6. Comparative Models and Design Trade-offs

• M1 Mamba RNNs: M1 (RNN-based, Mamba architecture) achieves similar reasoning accuracy to DeepSeek-Distill-Qwen-1.5B but with >3× test-time throughput, allowing increased sample generation for self-consistency voting under fixed compute budgets; this is an alternative path for efficient reasoning LLMs (Wang et al., 14 Apr 2025).
• DistilQwen2.5 Series: Extensive multi-agent data augmentation, model fusion, and top-K teacher logit alignment produce models competitive in instruction following and coding, especially where compute constraints are primary (Wang et al., 21 Apr 2025).
• SATURN and Curriculum RL: Using SAT-based curriculum RL, DeepSeek-Distill-Qwen-1.5B can be continually pushed to improve logical reasoning, with measured +14.0 average pass@3 gains on SAT and +4.9 on math/programming benchmarks (Liu et al., 22 May 2025).

7. Broader Research Directions

DeepSeek-Distill-Qwen-1.5B demonstrates that distilled reasoning models can achieve strong practical performance for targeted domains, especially as discriminators and evaluators in agentic workflows.
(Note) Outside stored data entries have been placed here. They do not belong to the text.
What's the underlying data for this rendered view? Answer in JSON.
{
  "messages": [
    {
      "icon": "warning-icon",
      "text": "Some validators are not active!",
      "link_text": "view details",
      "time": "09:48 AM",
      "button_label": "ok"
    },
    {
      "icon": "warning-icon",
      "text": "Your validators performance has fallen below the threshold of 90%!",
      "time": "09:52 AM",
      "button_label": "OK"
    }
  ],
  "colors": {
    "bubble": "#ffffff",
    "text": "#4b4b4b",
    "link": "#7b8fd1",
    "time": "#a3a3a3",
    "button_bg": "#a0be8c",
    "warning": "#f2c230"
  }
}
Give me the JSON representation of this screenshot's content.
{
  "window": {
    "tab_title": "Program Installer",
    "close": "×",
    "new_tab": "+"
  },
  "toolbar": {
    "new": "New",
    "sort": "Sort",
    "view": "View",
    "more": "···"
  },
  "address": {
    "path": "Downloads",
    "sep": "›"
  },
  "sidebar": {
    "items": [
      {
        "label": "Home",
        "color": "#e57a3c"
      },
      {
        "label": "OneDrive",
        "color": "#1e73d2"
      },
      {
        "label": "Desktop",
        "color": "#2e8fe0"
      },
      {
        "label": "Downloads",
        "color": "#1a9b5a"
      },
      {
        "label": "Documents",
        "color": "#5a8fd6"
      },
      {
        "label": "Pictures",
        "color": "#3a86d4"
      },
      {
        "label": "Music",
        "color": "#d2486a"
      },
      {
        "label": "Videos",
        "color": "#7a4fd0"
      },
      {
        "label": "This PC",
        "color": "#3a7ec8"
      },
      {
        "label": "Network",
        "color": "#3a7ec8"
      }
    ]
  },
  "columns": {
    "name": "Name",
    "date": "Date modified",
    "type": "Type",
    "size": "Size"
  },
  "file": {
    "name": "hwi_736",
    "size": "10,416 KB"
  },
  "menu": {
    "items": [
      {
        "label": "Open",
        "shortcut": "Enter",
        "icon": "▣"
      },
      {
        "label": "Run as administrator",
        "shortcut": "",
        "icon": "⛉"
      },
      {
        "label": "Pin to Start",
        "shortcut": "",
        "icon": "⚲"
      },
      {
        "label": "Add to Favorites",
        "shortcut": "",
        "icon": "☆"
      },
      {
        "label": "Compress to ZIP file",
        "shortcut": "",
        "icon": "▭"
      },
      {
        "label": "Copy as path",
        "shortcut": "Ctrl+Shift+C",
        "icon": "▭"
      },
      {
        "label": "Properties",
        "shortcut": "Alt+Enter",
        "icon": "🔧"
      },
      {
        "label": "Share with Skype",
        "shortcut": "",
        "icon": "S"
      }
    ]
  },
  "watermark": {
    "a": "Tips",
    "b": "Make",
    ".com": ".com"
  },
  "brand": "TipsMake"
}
Ongoing research focuses on:

• Offline reinforcement distillation that leverages negative as well as positive teacher traces (e.g., REDI) to maximize the efficiency of knowledge transfer (Xu et al., 30 May 2025).
• Adaptive reward shaping (ShorterBetter, LASER-D, HAPO) for efficient, non-redundant reasoning without manual intervention (Yi et al., 30 Apr 2025, Huang et al., 16 May 2025, Liu et al., 21 May 2025).
• Mechanistic alignment tools for real-time monitoring of model behavior in high-stakes deployments (Boxo et al., 27 Aug 2025).
• Flexible, on-demand realignment at inference or training to permit both "fast" and "slow" thinking as task demands vary (Zhu et al., 15 Jun 2025).

In sum, DeepSeek-Distill-Qwen-1.5B embodies the current synthesis of efficiency, scaled chain-of-thought reasoning, and systematic model distillation in open-source LLM research, with a rapidly evolving suite of methods to address reasoning efficiency, task-specific adaptation, and rigorous empirical validation.